直接チャネルはインターネットの通販サイトや自社サイトなどのように、顧客に直接商品を販売するルートのことです。一方間接チャネルは、スーパーや小売店など、卸や代理店、販売店を経由して販売するルートです。

どのような販売経路で自社の商品やサービスを認知につなげ、顧客に購入してもらうかを考えることも、経営戦略を考える上で大切なポイントです。

広告・宣伝によるイメージづくり

「Promotion(広告・宣伝)」によるイメージづくりは、マーケティング戦略やプロモーション戦略とも呼ばれます。主な手段は、主に新聞や雑誌、テレビ、インターネット、DMなどです。

どうやって自社の商品やサービスを知ってもらうかを考え、広告や宣伝によるブランディングをすることは非常に重要です。競合他社との差別化の強化、売上増加にもつながるからです。

事業計画書で重要視されるポイント

事業のコンセプト

事業計画書を作成する際は、事業のコンセプトについて説明することが大切です。事業の目的を書くだけでなく、計画していることがどんなニーズがあるかを具体的に説明しましょう。

例えば顧客の立場から見た場合のメリットの説明や、政治情勢や社会情勢、経済環境、技術革新の状況を分析し、事業が成功する根拠をまとめるなどです。

長期的なビジネスモデル

経営戦略を立て、事業計画書を作成するにあたっては、長期的なビジネスモデルをまとめることも大切です。計画している事業が継続して利益を上げられる根拠としては、商品・サービスが顧客に届き、代金を回収するまでのプロセスなど、利益を生み出す仕組みをまとめるとよいでしょう。

ターゲット市場・客層の明確化

事業計画を考える上で、ターゲットとなる市場やその規模、客層を明確化することも大切です。ターゲットとなる客層については、年齢や性別、職業、趣味など属性の属性から絞り込み、どんな商品やサービスをどのようなスキル・ノウハウによって提供するかをまとめます。

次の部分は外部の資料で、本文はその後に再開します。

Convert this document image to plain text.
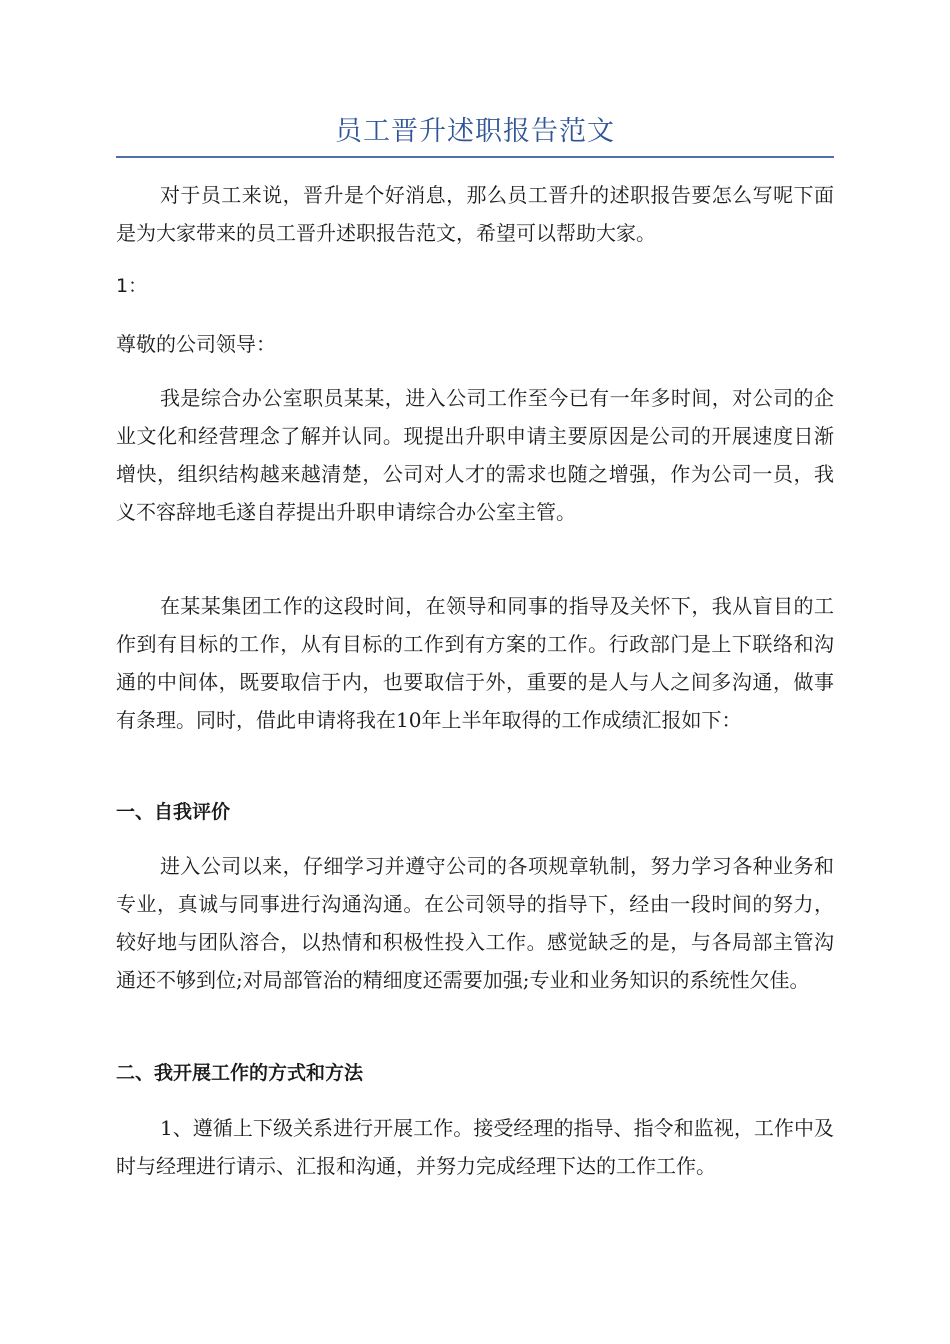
员工晋升述职报告范文

对于员工来说，晋升是个好消息，那么员工晋升的述职报告要怎么写呢下面是为大家带来的员工晋升述职报告范文，希望可以帮助大家。

1：

尊敬的公司领导：

我是综合办公室职员某某，进入公司工作至今已有一年多时间，对公司的企业文化和经营理念了解并认同。现提出升职申请主要原因是公司的开展速度日渐增快，组织结构越来越清楚，公司对人才的需求也随之增强，作为公司一员，我义不容辞地毛遂自荐提出升职申请综合办公室主管。

在某某集团工作的这段时间，在领导和同事的指导及关怀下，我从盲目的工作到有目标的工作，从有目标的工作到有方案的工作。行政部门是上下联络和沟通的中间体，既要取信于内，也要取信于外，重要的是人与人之间多沟通，做事有条理。同时，借此申请将我在10年上半年取得的工作成绩汇报如下：

一、自我评价

进入公司以来，仔细学习并遵守公司的各项规章轨制，努力学习各种业务和专业，真诚与同事进行沟通沟通。在公司领导的指导下，经由一段时间的努力，较好地与团队溶合，以热情和积极性投入工作。感觉缺乏的是，与各局部主管沟通还不够到位;对局部管治的精细度还需要加强;专业和业务知识的系统性欠佳。

二、我开展工作的方式和方法

1、遵循上下级关系进行开展工作。接受经理的指导、指令和监视，工作中及时与经理进行请示、汇报和沟通，并努力完成经理下达的工作工作。
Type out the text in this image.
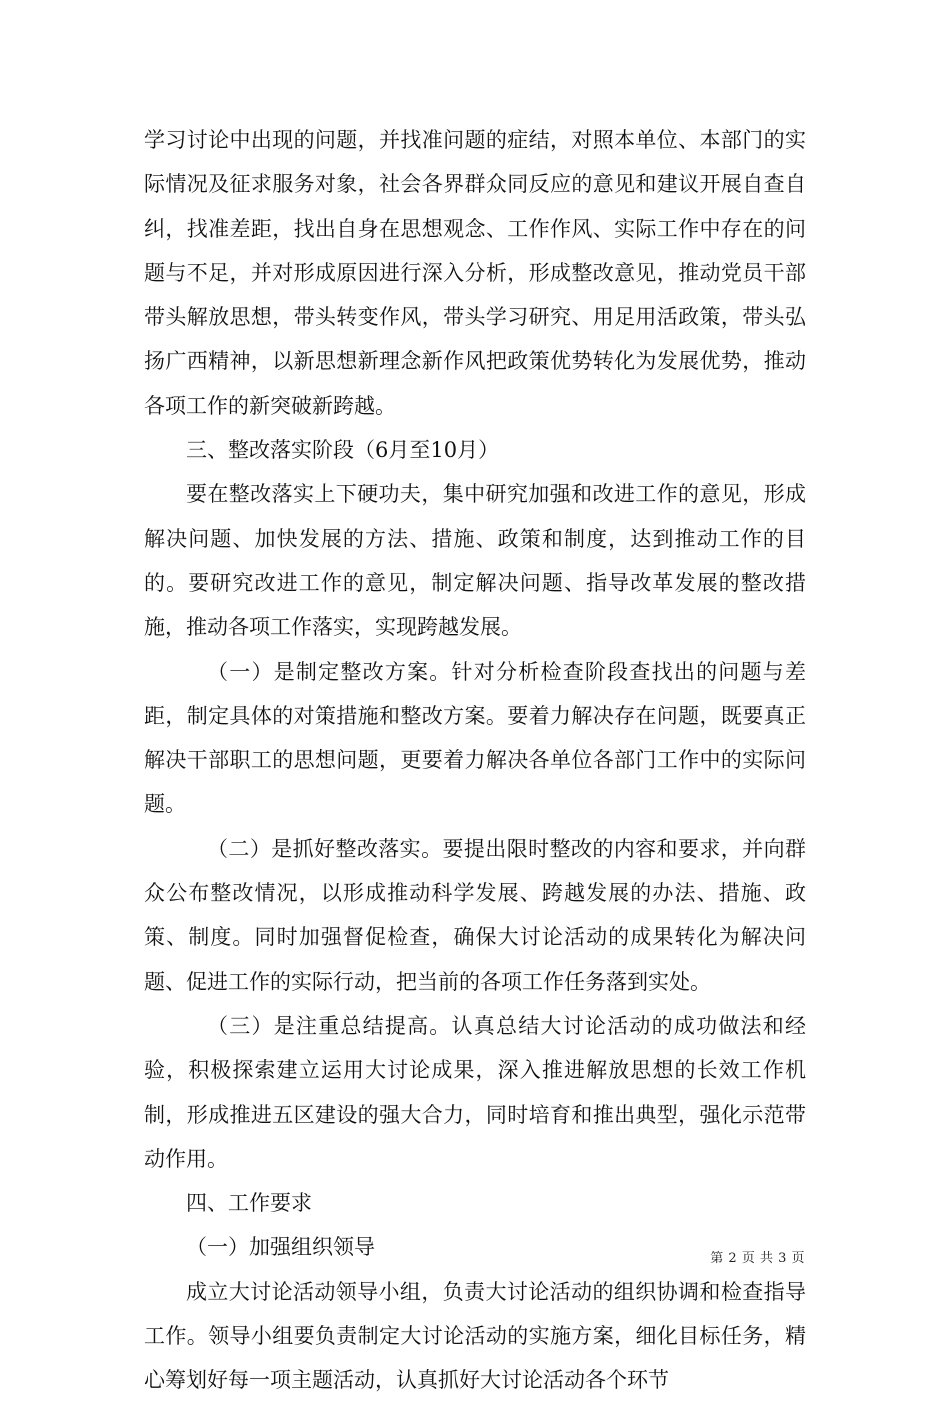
学习讨论中出现的问题，并找准问题的症结，对照本单位、本部门的实际情况及征求服务对象，社会各界群众同反应的意见和建议开展自查自纠，找准差距，找出自身在思想观念、工作作风、实际工作中存在的问题与不足，并对形成原因进行深入分析，形成整改意见，推动党员干部带头解放思想，带头转变作风，带头学习研究、用足用活政策，带头弘扬广西精神，以新思想新理念新作风把政策优势转化为发展优势，推动各项工作的新突破新跨越。

三、整改落实阶段（6月至10月）

要在整改落实上下硬功夫，集中研究加强和改进工作的意见，形成解决问题、加快发展的方法、措施、政策和制度，达到推动工作的目的。要研究改进工作的意见，制定解决问题、指导改革发展的整改措施，推动各项工作落实，实现跨越发展。

（一）是制定整改方案。针对分析检查阶段查找出的问题与差距，制定具体的对策措施和整改方案。要着力解决存在问题，既要真正解决干部职工的思想问题，更要着力解决各单位各部门工作中的实际问题。

（二）是抓好整改落实。要提出限时整改的内容和要求，并向群众公布整改情况，以形成推动科学发展、跨越发展的办法、措施、政策、制度。同时加强督促检查，确保大讨论活动的成果转化为解决问题、促进工作的实际行动，把当前的各项工作任务落到实处。

（三）是注重总结提高。认真总结大讨论活动的成功做法和经验，积极探索建立运用大讨论成果，深入推进解放思想的长效工作机制，形成推进五区建设的强大合力，同时培育和推出典型，强化示范带动作用。

四、工作要求

（一）加强组织领导

成立大讨论活动领导小组，负责大讨论活动的组织协调和检查指导工作。领导小组要负责制定大讨论活动的实施方案，细化目标任务，精心筹划好每一项主题活动，认真抓好大讨论活动各个环节

第 2 页 共 3 页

市場規模については経済産業省や総務省、民間のシンクタンクや業界団体、マーケティングリサーチ会社などを活用することで、情報を集められるはずです。事業を行うだけの十分な市場規模、成長性があることや競争度合いなどを明確にすることにより、事業計画にも説得力が生まれ、さらに計画の信頼度を高めることができるでしょう。

財務分析・資金計画

事業計画書を使って資金調達をする場合は、財務分析や資金計画も重要なポイントです。売上目標や具体的な利益の予想、原価や人件費など必要なコストの割り出し、設備計画などをまとめましょう。それぞれ具体的な数字を明らかにし、事業立ち上げに必要な予算を算出します。

財務分析や資金計画も、現在から5年後くらいまでのスパンで計画をまとめるのがおすすめです。長い目で見て資金計画を立てることが、計画している事業が将来にわたってどの程度利益を上げられるか、経営戦略を考える上でも役立つはずです。

また、融資担当者や出資者は、会社にどれだけ資金があるかも見ています。資金計画だけでなく自己資金がどれだけあるか、はっきり示すことも大切です。

会社概要

事業計画書には会社概要も記載しましょう。会社の基本的な情報だけでなく、事業の立ち上げメンバーや関係者のリスト、社内組織図などもまとめるのがおすすめです。計画している事業に対し、スキルやノウハウを持った人材が携わることをアピールできれば、経営戦略の説明にもプラス材料となるはずです。

事業計画書は戦略理論の活用を

さまざまな視点から戦略を立てることが事業計画のアピールに

事業計画書を作成する際は、戦略理論を活用することにより、計画している事業に説得力を持たせることが可能です。

例えば3C理論では、自社や競合他社、顧客、それぞれの立場を冷静に分析することで、自社の強みを理解し、競合他社よりも顧客のニーズにマッチした事業計画であることをアピールできるはずです。また、4Pの考え方により、商品やサービスとその価格、流通ルート、広告・宣伝方法の戦略を細かく考えることで、売上増加への具体的なプランが示せるでしょう。

どんなにユニークな事業計画でも、経営戦略があいまいな状態では、資金調達もうまくいかない可能性があります。さまざまな角度から事業計画の戦略を立てて説明することにより、事業の見通しを明確にし、アピールすることにもつながるでしょう。